Do not avoid dis-illusionment. If you feel disconnected from a sense of clear purpose or happiness in your life, embrace the dis-illusionment that simmers right now inside of you. Invite it to be your ally and teacher. Ask it what it has to tell you.
Everyone passes by way of the First Mountain, but you don’t have to settle for there. In order to discover the new, the old must be abandoned. If you’re standing on the summit of the First Mountain feeling unsatisfied, good. You’re not meant to stay here.
You can become a Second Mountain person, someone who climbs the mountain of their own choosing because it calls to you, and whispers a dare to come find your Self in the wildlands.
But to get there, you must pass through the valley of Soul, where the first Path of Rewilding awaits. And that’s where we go next.
Love this excerpt: "It’s a stark realization to reach the summit and discover the truth. We stand there, look around and say, “Is this all there is?”
All the books you've mentioned like Second Mountain, Richard Rohr's and anything written by James Hollis clarify my thinking and put me in such an enlightened mood. I love anything that touches on purpose. But then after that, the hard part begins where I need to shift my life towards that purposeful sentiment. That's when it becomes tough. To get out of where I am and walk towards where I want to go.

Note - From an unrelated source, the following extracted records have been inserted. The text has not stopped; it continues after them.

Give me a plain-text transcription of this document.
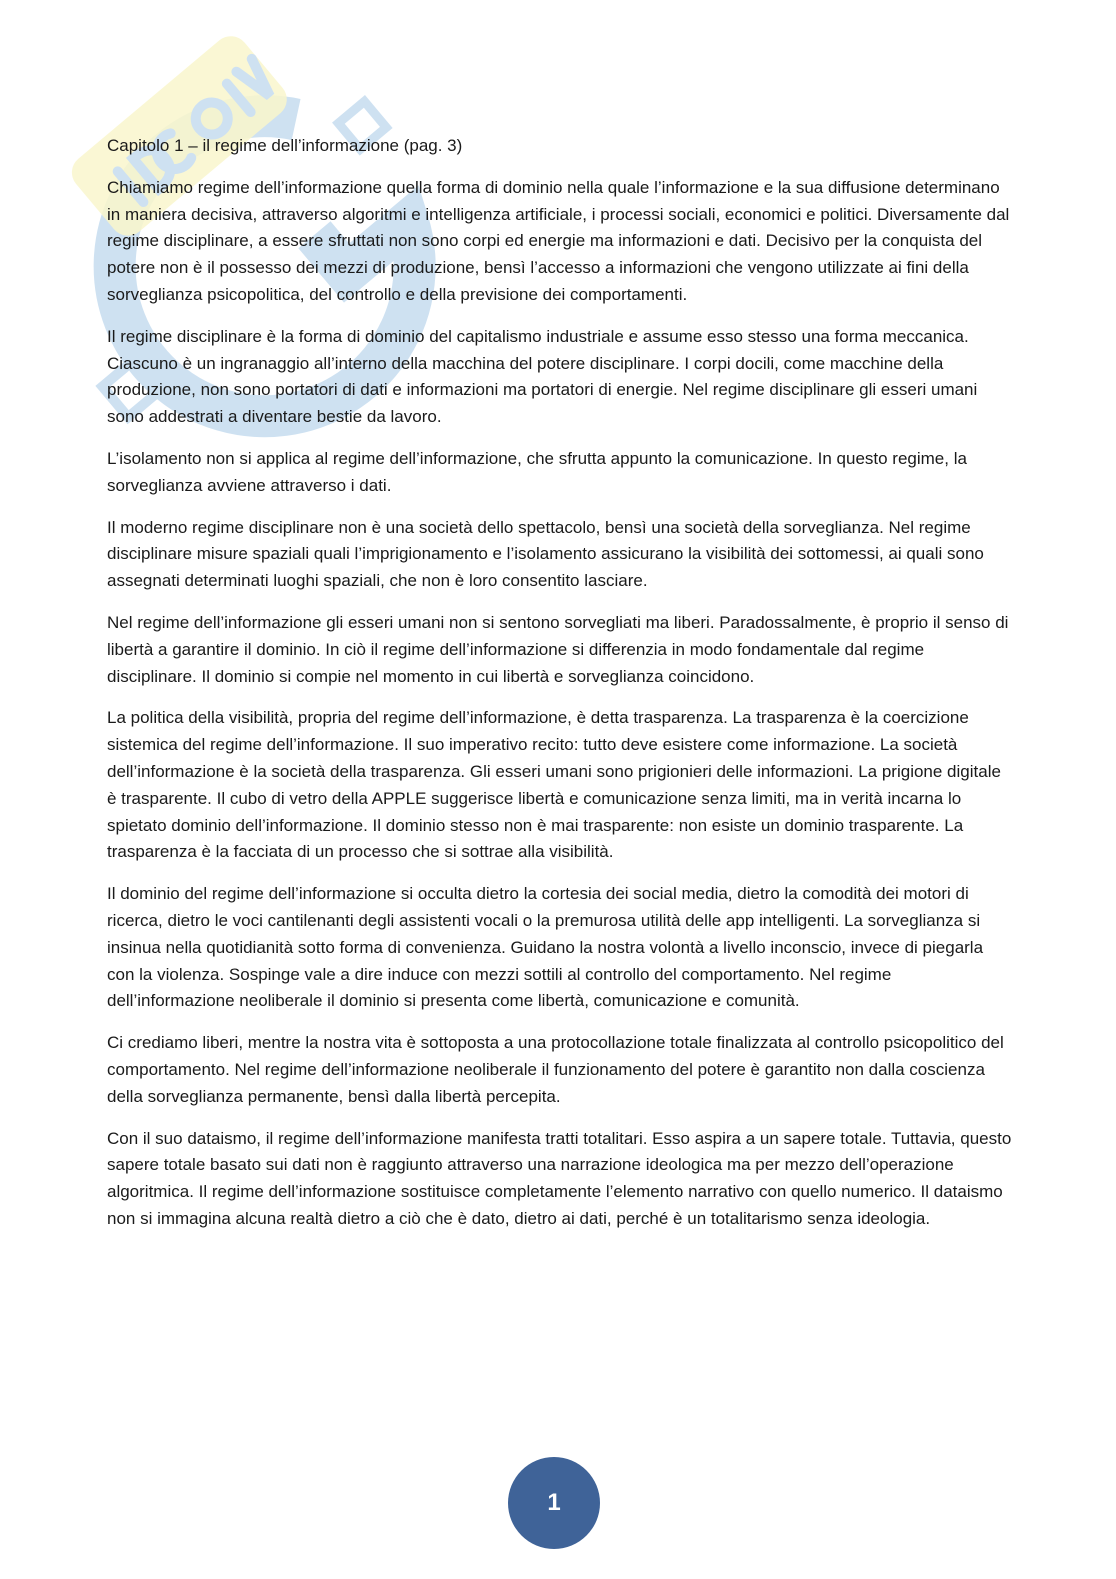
Capitolo 1 – il regime dell’informazione (pag. 3)

Chiamiamo regime dell’informazione quella forma di dominio nella quale l’informazione e la sua diffusione determinano in maniera decisiva, attraverso algoritmi e intelligenza artificiale, i processi sociali, economici e politici. Diversamente dal regime disciplinare, a essere sfruttati non sono corpi ed energie ma informazioni e dati. Decisivo per la conquista del potere non è il possesso dei mezzi di produzione, bensì l’accesso a informazioni che vengono utilizzate ai fini della sorveglianza psicopolitica, del controllo e della previsione dei comportamenti.

Il regime disciplinare è la forma di dominio del capitalismo industriale e assume esso stesso una forma meccanica. Ciascuno è un ingranaggio all’interno della macchina del potere disciplinare. I corpi docili, come macchine della produzione, non sono portatori di dati e informazioni ma portatori di energie. Nel regime disciplinare gli esseri umani sono addestrati a diventare bestie da lavoro.

L’isolamento non si applica al regime dell’informazione, che sfrutta appunto la comunicazione. In questo regime, la sorveglianza avviene attraverso i dati.

Il moderno regime disciplinare non è una società dello spettacolo, bensì una società della sorveglianza. Nel regime disciplinare misure spaziali quali l’imprigionamento e l’isolamento assicurano la visibilità dei sottomessi, ai quali sono assegnati determinati luoghi spaziali, che non è loro consentito lasciare.

Nel regime dell’informazione gli esseri umani non si sentono sorvegliati ma liberi. Paradossalmente, è proprio il senso di libertà a garantire il dominio. In ciò il regime dell’informazione si differenzia in modo fondamentale dal regime disciplinare. Il dominio si compie nel momento in cui libertà e sorveglianza coincidono.

La politica della visibilità, propria del regime dell’informazione, è detta trasparenza. La trasparenza è la coercizione sistemica del regime dell’informazione. Il suo imperativo recito: tutto deve esistere come informazione. La società dell’informazione è la società della trasparenza. Gli esseri umani sono prigionieri delle informazioni. La prigione digitale è trasparente. Il cubo di vetro della APPLE suggerisce libertà e comunicazione senza limiti, ma in verità incarna lo spietato dominio dell’informazione. Il dominio stesso non è mai trasparente: non esiste un dominio trasparente. La trasparenza è la facciata di un processo che si sottrae alla visibilità.

Il dominio del regime dell’informazione si occulta dietro la cortesia dei social media, dietro la comodità dei motori di ricerca, dietro le voci cantilenanti degli assistenti vocali o la premurosa utilità delle app intelligenti. La sorveglianza si insinua nella quotidianità sotto forma di convenienza. Guidano la nostra volontà a livello inconscio, invece di piegarla con la violenza. Sospinge vale a dire induce con mezzi sottili al controllo del comportamento. Nel regime dell’informazione neoliberale il dominio si presenta come libertà, comunicazione e comunità.

Ci crediamo liberi, mentre la nostra vita è sottoposta a una protocollazione totale finalizzata al controllo psicopolitico del comportamento. Nel regime dell’informazione neoliberale il funzionamento del potere è garantito non dalla coscienza della sorveglianza permanente, bensì dalla libertà percepita.

Con il suo dataismo, il regime dell’informazione manifesta tratti totalitari. Esso aspira a un sapere totale. Tuttavia, questo sapere totale basato sui dati non è raggiunto attraverso una narrazione ideologica ma per mezzo dell’operazione algoritmica. Il regime dell’informazione sostituisce completamente l’elemento narrativo con quello numerico. Il dataismo non si immagina alcuna realtà dietro a ciò che è dato, dietro ai dati, perché è un totalitarismo senza ideologia.

1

Great article. I resonated with David Brook’s The Second Mountain. How do we get from the first egoic mountain to that second of deeper essence of authentic spirit? That valley of soul. Rewilding! Your concept intersects nicely with Bill Plotkin’s work on descent to soul. The valley. Like Odysseus who met Hades in the underworld before he could “remember” his way home. We go through those initations and thresholds Plotkin describes in his stages of development wheel. https://www.animas.org/wp-content/uploads/Intro-to-ESDW-for-Animas-website.pdf
Most of us in the west don’t get past stage three of eight! We never get off that first mountain. That second mountain might go even beyond our own authenticity to the true niche of our whole species. That descent to soul for our times is a totally different odyssey.
https://www.dailygood.org/story/2766/the-descent-to-soul-an-overview-of-the-terrain-bill-plotkin/#:~:text=This%20is%20a%20field%20guide,in%20the%20contemporary%20Western%20world.
We are all in need of Rewilding! It’s the only way home. The door only opens to the inside.